Midlands engine trouble: The challenges facing the West Midlands Combined Authority

Published on Incomes and Inequality

In May 2017, residents of the West Midlands Combined Authority (WMCA) will go to the polls to elect its first ‘Metro Mayor’. The WMCA – comprising Birmingham, Coventry, Dudley, Sandwell, Solihull, Walsall and Wolverhampton councils – is also at the heart of the government’s wider ‘Midlands Engine’, which aims to boost the economy of this area.

The new focus is much needed, with evidence suggesting that this part of the Engine is spluttering at the moment. On a range of indicators – growth, pay and income – the West Midlands ranks not just below the UK average, but also below most other city regions. The real black mark on the WMCA’s living standards scorecard however was, and continues to be, employment.

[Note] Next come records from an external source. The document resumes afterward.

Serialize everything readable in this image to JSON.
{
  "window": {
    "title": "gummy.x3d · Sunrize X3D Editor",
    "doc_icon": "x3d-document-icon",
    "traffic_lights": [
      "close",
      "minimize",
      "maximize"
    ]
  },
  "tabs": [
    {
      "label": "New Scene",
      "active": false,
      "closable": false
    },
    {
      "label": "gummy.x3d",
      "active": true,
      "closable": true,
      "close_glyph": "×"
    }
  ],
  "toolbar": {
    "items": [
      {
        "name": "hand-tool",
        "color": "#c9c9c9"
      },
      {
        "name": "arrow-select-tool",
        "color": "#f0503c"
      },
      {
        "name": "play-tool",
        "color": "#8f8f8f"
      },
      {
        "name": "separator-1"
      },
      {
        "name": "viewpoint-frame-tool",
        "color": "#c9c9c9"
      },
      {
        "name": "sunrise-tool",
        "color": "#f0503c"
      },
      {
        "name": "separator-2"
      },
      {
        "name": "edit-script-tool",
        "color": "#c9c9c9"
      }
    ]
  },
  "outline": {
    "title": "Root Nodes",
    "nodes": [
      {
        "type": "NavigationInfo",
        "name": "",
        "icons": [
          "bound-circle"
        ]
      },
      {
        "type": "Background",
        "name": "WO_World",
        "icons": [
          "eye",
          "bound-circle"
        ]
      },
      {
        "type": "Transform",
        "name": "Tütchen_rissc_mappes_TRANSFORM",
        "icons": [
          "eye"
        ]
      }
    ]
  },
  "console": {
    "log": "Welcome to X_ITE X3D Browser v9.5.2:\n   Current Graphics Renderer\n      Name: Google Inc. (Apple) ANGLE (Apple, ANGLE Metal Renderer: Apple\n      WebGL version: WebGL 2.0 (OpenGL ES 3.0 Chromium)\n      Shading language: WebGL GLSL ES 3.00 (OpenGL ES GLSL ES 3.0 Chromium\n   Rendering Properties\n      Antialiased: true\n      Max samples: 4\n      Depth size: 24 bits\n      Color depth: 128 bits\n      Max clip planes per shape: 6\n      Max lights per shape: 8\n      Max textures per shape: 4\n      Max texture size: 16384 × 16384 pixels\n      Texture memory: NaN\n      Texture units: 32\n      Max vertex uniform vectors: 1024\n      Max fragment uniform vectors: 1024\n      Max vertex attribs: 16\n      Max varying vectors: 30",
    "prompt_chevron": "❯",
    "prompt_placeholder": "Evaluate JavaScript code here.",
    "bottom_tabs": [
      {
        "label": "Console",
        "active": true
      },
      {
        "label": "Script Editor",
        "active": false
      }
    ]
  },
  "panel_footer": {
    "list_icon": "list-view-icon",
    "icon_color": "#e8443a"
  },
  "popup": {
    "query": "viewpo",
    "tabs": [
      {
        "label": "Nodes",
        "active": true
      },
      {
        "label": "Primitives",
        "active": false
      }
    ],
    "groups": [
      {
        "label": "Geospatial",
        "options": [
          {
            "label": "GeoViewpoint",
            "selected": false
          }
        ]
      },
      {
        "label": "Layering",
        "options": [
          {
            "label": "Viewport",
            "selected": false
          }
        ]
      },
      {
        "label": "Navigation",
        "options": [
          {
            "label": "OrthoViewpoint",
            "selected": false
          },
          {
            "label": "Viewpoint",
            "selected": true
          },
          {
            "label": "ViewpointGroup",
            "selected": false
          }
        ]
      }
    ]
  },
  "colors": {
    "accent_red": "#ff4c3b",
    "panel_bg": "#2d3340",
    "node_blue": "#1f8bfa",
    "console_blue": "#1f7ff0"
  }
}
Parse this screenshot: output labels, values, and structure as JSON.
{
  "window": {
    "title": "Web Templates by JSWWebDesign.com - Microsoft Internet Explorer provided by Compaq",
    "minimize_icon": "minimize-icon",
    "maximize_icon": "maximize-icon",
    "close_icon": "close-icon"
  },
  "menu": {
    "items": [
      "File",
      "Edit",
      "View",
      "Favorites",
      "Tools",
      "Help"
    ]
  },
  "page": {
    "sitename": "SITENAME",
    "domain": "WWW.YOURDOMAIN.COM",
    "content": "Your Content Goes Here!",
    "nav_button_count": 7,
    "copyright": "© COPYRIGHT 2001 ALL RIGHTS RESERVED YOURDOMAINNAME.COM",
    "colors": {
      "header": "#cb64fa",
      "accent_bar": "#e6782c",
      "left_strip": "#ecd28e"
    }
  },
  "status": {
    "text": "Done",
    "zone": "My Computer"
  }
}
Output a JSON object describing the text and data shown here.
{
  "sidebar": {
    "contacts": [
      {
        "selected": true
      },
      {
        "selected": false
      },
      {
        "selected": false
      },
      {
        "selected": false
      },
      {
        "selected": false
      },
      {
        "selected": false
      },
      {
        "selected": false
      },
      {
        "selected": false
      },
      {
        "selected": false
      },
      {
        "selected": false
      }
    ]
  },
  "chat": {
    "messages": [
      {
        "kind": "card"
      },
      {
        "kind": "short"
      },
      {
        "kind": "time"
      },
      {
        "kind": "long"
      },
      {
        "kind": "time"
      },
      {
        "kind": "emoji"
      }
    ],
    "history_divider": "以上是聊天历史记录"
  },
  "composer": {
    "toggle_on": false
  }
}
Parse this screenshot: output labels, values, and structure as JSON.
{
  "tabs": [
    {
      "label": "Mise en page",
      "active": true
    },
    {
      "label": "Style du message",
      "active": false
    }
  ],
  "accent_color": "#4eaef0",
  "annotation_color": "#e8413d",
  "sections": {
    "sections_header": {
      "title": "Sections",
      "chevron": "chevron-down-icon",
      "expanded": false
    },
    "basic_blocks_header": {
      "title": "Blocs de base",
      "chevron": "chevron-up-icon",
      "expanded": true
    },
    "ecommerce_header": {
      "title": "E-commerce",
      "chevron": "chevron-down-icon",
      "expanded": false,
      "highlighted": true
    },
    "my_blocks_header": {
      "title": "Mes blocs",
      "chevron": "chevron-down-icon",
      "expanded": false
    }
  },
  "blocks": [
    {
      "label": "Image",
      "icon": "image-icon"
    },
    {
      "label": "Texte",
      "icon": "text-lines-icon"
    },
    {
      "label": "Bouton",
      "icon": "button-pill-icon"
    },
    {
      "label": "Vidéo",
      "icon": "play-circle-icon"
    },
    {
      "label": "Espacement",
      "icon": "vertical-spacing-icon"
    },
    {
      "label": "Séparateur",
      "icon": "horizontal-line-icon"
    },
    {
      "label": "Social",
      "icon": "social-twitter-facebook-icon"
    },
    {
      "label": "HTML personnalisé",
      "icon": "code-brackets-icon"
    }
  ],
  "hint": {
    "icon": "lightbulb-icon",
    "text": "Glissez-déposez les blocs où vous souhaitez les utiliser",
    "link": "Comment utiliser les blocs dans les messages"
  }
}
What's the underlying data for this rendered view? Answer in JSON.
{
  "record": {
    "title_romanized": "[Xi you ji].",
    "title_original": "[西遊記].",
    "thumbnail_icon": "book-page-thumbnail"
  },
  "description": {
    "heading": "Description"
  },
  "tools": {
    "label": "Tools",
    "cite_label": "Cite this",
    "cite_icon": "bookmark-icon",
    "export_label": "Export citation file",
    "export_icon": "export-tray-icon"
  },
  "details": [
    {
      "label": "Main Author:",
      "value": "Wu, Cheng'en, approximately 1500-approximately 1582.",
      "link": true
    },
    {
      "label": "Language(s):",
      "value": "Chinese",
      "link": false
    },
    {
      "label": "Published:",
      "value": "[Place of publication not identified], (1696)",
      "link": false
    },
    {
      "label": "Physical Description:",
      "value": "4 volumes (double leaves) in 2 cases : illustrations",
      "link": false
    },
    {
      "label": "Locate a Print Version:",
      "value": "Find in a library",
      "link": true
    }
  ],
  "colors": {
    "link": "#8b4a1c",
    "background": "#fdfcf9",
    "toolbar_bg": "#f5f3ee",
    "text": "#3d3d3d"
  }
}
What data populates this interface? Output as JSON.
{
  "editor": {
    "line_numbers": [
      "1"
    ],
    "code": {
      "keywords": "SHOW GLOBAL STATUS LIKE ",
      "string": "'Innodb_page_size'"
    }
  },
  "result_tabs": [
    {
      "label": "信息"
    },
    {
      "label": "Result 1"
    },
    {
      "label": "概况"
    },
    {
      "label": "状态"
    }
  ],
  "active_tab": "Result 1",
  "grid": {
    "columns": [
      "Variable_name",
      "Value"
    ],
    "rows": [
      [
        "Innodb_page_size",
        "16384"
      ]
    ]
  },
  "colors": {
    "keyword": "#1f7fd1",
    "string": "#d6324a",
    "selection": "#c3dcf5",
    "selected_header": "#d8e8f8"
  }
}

  • By the eve of the financial crisis the WMCA’s employment rate stood at 66.7 per cent, 3.2 percentage points below the city region average.
  • Since then, the WMCA has experienced the slowest employment recovery of any city and is the only one of the city regions that has failed at any point after the crisis to close its ‘jobs gap’ by returning to its pre-crash employment rate.
  • Since the nadir in 2011 WMCA’s employment rate has grown by approximately half as much as the city region average. Had its employment rate grown at the same rate as the city region average, an additional 114,000 people would today be in employment in the WMCA.

Looking ahead to how the new Metro Mayor working together with central government can turn the region’s economic prospects around, the Foundation highlights three key priorities:

  • Ensure the city region has a ‘jobs rich’ industrial strategy. As well as capitalising on its strong manufacturing base, the city region should also look to expand into more ‘jobs-rich’ areas such as the high value services sector, such as insurance and financial services;
  • Utilise the West Midlands’ ‘human goldmine’ of its large student population. Improving its graduate retention rates by attracting knowledge jobs to the region would boost productivity and create spillover benefits for local non-graduates too; and,
  • Prioritise support for disadvantaged groups. The report calls for investment in back-to-work programmes to support young and low-qualified people into employment, along with specific outreach programmes for the region’s BAME population.